Ameen, Al-Rawi spar over flood clean-up

The content originally appeared on: Trinidad and Tobago Newsday

FILE PHOTO: In a common scene at Bamboo No 2, Valsayn South on Friday, flood damaged furniture and appliances are laid out in the front yard of a home during clean-up efforts. –

ST AUGUSTINE MP Khadijah Ameen on Wednesday claimed a possible health hazard developing in flood-hit areas, owing to the Government’s alleged slowness in cleaning up after the recent floods, but any negligence was flatly denied to Newsday by Minister of Local Government Faris Al-Rawi.

In a statement, Ameen complained “Al-Rawi needs to get his act together” in his flood-relief efforts, while UNC MPs and councillors were on the ground in the flood-affected areas.

She alleged a lack of support from public agencies. “One area of serious concern is the timely removal of damaged, flood-soaked household items.”

Ameen said the problem was not a lack of resources, but allegedly poor co-ordination and an absence of any political directive from the Government.

She called for a pooling and co-ordination of resources among all 14 regional corporations and CEPEP to provide more manual labour, power washing, water trucks, dump trucks, and backhoes. Ameen urged overtime pay for public workers involved in the clean-up.

Ameen alleged a potential public health hazard in flooded areas owing to the slow removal of flood-soaked clothing, beds, furniture, appliances and other items, plus the associated stench and dust.

“In some areas this stench is unbearable and the limited resources assigned and lack of proper co-ordination must be addressed immediately.”

Al-Rawi sharply disagreed, talking to Newsday on Wednesday. He said relief was being delivered in a way no one had ever seen before.

“We’ve done door-to-door, CEPEP, clustered corporation activities – Port of Spain, San Juan/Laventille, Tunapuna/Piarco regional corporations. How much more can be done there, I don’t know.

“We have water trucks cleaning down, we have the Fire Service… There’s literally nothing else that can be done, that we are not doing. Just give us the time to do it. We are hard at work.”

He said his ministry and its agencies such as CEPEP, plus the Fire Service, WASA, volunteers and the Ministry of Social Development, were all now heavily engaged in disaster relief.

“I’m very, very pleased to see the extent of work we are engaged in. We physically have resources house by house. We’ve gone house to house and are continuing with that effort.”

He explained that apart from mitigating flooding, the aim was to get in to do a clean-up and assessment. Al-Rawi hailed the volunteers who helped, including hundreds of municipal police officers.

“A huge contingent from the municipal police went door to door to meet people to co-ordinate assessment and meet the DM (disaster management) and the Ministry of Social Development.

“We currently have clustered Port of Spain, San Juan/Laventille, Tunapuna/Piarco and Arima corporations and we brought those resources into several areas – South Valsayn, Bamboo.”

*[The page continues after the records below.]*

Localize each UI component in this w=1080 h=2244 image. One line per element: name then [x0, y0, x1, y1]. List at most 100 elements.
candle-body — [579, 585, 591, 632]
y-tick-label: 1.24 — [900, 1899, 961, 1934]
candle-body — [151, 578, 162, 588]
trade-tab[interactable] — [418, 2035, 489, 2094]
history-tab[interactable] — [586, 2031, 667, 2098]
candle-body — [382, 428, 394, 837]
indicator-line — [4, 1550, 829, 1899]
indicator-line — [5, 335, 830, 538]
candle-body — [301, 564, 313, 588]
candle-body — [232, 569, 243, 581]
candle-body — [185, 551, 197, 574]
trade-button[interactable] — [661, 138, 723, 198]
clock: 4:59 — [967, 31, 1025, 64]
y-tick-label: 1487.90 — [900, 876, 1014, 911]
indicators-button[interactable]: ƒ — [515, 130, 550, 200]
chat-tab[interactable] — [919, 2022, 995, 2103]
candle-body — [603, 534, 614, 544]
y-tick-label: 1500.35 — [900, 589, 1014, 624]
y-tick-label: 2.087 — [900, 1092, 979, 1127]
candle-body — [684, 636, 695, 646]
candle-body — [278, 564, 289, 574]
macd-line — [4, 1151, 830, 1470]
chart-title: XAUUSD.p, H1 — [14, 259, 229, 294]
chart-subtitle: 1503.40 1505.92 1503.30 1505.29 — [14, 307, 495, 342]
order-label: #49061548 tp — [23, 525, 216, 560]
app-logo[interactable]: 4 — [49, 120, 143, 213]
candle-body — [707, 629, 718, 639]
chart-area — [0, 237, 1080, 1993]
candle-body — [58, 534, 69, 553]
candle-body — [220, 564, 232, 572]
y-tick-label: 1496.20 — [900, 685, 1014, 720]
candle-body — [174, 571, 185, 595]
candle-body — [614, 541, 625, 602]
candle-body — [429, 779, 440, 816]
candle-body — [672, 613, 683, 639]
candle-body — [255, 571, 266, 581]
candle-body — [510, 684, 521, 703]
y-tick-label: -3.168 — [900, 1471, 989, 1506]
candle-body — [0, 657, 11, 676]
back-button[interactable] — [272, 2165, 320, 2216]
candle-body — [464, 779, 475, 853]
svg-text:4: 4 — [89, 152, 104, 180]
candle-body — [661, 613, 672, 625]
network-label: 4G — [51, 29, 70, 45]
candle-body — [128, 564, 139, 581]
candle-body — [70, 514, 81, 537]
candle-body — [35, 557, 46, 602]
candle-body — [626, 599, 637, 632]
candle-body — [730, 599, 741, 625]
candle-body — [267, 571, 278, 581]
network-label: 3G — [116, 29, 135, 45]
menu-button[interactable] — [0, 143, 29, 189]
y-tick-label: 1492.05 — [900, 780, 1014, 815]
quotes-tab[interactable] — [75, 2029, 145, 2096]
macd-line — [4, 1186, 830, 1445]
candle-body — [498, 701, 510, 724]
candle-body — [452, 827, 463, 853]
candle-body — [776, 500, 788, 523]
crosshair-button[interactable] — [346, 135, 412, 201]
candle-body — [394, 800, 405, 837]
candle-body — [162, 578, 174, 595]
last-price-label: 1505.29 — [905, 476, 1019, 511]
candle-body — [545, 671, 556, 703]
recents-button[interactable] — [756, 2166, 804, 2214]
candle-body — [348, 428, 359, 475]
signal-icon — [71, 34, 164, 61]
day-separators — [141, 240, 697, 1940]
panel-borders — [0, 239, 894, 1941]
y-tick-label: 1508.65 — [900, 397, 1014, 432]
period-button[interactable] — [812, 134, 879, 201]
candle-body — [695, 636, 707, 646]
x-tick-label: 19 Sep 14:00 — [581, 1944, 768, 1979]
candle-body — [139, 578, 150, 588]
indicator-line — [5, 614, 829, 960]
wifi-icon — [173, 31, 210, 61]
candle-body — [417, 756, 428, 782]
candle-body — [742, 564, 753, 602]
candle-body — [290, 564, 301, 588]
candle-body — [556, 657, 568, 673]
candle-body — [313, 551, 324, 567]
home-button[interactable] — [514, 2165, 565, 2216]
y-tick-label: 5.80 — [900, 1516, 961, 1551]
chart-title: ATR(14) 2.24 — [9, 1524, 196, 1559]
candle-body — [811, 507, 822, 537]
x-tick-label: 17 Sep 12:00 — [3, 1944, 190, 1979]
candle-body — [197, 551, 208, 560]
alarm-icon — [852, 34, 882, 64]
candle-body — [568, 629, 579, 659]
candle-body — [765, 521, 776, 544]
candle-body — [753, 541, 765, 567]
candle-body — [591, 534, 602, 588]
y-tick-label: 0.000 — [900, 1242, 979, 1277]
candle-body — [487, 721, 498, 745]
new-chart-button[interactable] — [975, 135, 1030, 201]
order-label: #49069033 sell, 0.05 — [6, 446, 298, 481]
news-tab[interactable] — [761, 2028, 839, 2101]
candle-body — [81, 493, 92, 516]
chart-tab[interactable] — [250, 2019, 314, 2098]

He said Mayaro was also being addressed.

“We are physically cleaning with CEPEP – yards and homes. We are transferring a massive amount of white waste, chairs and things that are all prejudiced.

“Very importantly, there have been very many overflowing sewers, we are also attending to make sure people have functionality of the sewer systems.

“We are cleaning roads with water trucks and other things.”

Al-Rawi said, “So it’s a massive relief operation.

“I want to thank all the very many hard-working people from all the agencies.”